Delen

- Advertentie (?) -

Beleidsregels jeugdhulp gemeente Barendrecht 2022

09-02-2022

Beleidsregels jeugdhulp gemeente Barendrecht 2022

Besluit: Vast te stellen de beleidsregels jeugdhulp gemeente Barendrecht 2022.

Artikel 1 Definities In artikel 1.1 van de Jeugdwet en in artikel 1 van de verordening jeugdhulp Barendrecht 2022 wordt een aantal begrippen omschreven. Deze begrippen zijn voor zover zij voorkomen in dit besluit ook van toepassing op deze beleidsregels.

Artikel 2 Aanvraag 1. Het college verstaat onder een aanvraag een compleet ingevuld aanvraagformulier.2. De jeugdige en/of de ouder(s) moet in het aanvraagformulier concreet kunnen aangeven:
a. Welke hulp zij aanvragen; en/of
b. met welke individuele voorziening zij verwachten geholpen te zijn.

Artikel 3 Verschil melding en incomplete aanvraag 1. Het college verstaat onder een melding een vraag om hulp die onvoldoende concreet is om als aanvraag jeugdwet aangemerkt te worden of niet bedoeld is als aanvraag jeugdwet. 2. Het college verstaat onder een incomplete aanvraag een aanvraag jeugdwet waarbij het aanvraagformulier niet volledig is ingevuld.

Artikel 4 Wettelijk voorliggende voorziening
1. Indien het college gegronde redenen heeft dat de jeugdige en/of de ouder(s) gebruik kunnen maken van een andere wettelijk voorliggende voorziening dienen de jeugdige en/of ouder(s) mee te werken tot het verkrijgen van een besluit daartoe. 2. Indien er nog geen besluit is op grond van een andere wettelijk voorliggende voorziening, kan het college een individuele voorziening op grond van de Jeugdwet afgeven waaraan de volgende voorwaarden zijn verbonden:
a. De jeugdige en/of de ouder(s) doen binnen de in de beschikking te bepalen termijn een aanvraag voor de betreffende wettelijk voorliggende voorziening.
b. Het college neemt als uitgangspunt bij het vaststellen van de duur van de indicatie op grond van de Jeugdwet de termijn waarin redelijkerwijs verwacht mag worden dat er een besluit wordt verkregen omtrent de andere wettelijk voorliggende voorziening.

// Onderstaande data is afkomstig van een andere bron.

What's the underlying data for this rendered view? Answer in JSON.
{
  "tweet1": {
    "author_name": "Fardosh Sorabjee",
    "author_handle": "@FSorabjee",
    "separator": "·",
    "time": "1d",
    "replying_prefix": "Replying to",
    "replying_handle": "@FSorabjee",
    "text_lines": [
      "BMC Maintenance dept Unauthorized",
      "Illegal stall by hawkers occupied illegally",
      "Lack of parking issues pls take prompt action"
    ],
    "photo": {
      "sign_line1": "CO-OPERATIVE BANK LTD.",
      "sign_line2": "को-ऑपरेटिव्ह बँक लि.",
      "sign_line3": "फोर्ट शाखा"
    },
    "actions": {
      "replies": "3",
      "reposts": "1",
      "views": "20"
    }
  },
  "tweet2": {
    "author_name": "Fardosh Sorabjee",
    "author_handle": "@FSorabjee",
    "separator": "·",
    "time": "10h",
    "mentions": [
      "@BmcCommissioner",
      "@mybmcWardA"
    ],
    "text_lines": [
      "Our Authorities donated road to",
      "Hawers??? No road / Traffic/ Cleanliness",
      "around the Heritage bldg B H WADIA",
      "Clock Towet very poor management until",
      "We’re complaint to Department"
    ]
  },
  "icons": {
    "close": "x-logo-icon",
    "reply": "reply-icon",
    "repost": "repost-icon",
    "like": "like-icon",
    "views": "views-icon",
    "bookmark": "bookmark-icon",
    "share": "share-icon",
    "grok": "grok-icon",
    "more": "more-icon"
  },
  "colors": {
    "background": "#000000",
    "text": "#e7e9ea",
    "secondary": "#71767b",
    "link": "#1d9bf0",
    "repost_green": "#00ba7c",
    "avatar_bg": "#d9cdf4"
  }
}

Artikel 5 Passende en toereikende jeugdhulp 1. Het college verstaat onder passende en toereikende jeugdhulp: jeugdhulp waarbij de jeugdige en/of de ouder(s) het uitgangspunt zijn en de hulp zo licht en dicht mogelijk bij huis wordt ingezet, maar ook direct intensief waar nodig. 2. De hoeveelheid zorg wordt afgestemd op de mate van eigen kracht. 3. Soortgelijke voorzieningen die dichterbij de woonplaats zijn, hebben de voorkeur boven andere voorzieningen.

Artikel 6 Spoedeisend belang 1. Het college verstaat onder spoedeisend belang zoals bedoeld in artikel 4.3 lid 4 van de verordening jeugdhulp: acute (crisis)situatie waarbij onmiddellijke verlening van jeugdhulp noodzakelijk is.

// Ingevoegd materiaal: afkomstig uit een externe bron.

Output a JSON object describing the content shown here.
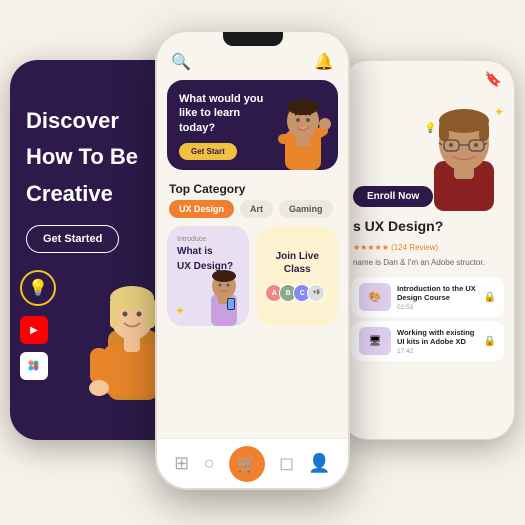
{
  "scene": {
    "background": "#f5f0e8"
  },
  "left_phone": {
    "heading_line1": "Discover",
    "heading_line2": "How To Be",
    "heading_line3": "Creative",
    "get_started_label": "Get Started"
  },
  "center_phone": {
    "banner": {
      "title_line1": "What would you",
      "title_line2": "like to learn",
      "title_line3": "today?",
      "cta_label": "Get Start"
    },
    "top_category_label": "Top Category",
    "categories": [
      {
        "label": "UX Design",
        "active": true
      },
      {
        "label": "Art",
        "active": false
      },
      {
        "label": "Gaming",
        "active": false
      }
    ],
    "introduce_card": {
      "label": "Introduce",
      "title_line1": "What is",
      "title_line2": "UX Design?"
    },
    "live_card": {
      "title_line1": "Join Live",
      "title_line2": "Class",
      "count": "+8"
    },
    "bottom_nav": {
      "icons": [
        "⊞",
        "○",
        "🛍",
        "◻",
        "👤"
      ]
    }
  },
  "right_phone": {
    "enroll_label": "Enroll Now",
    "question": "s UX Design?",
    "rating": "★★★★★ (124 Review)",
    "instructor_text": "name is Dan & I'm an Adobe structor.",
    "courses": [
      {
        "name": "Introduction to the UX Design Course",
        "duration": "02:53"
      },
      {
        "name": "Working with existing UI kits in Adobe XD",
        "duration": "17:42"
      }
    ]
  }
}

Artikel 7 Eigen kracht en gebruikelijke hulp 1. Het college verstaat onder eigen kracht op het moment van het nemen van het besluit op aanvraag: in hoeverre de jeugdige en/of de ouder(s) in staat zijn hun problemen op te lossen, eventueel met hulp van personen uit het sociaal netwerk. 2. Het college gaat er vanuit dat ouder(s) in de zorg aan hun jeugdige in staat zijn om de gebruikelijk hulp te bieden. Het college ziet gebruikelijke hulp als onderdeel van de eigen kracht, tenzij dit in het concrete geval aantoonbaar niet van ouder(s) kan worden verwacht.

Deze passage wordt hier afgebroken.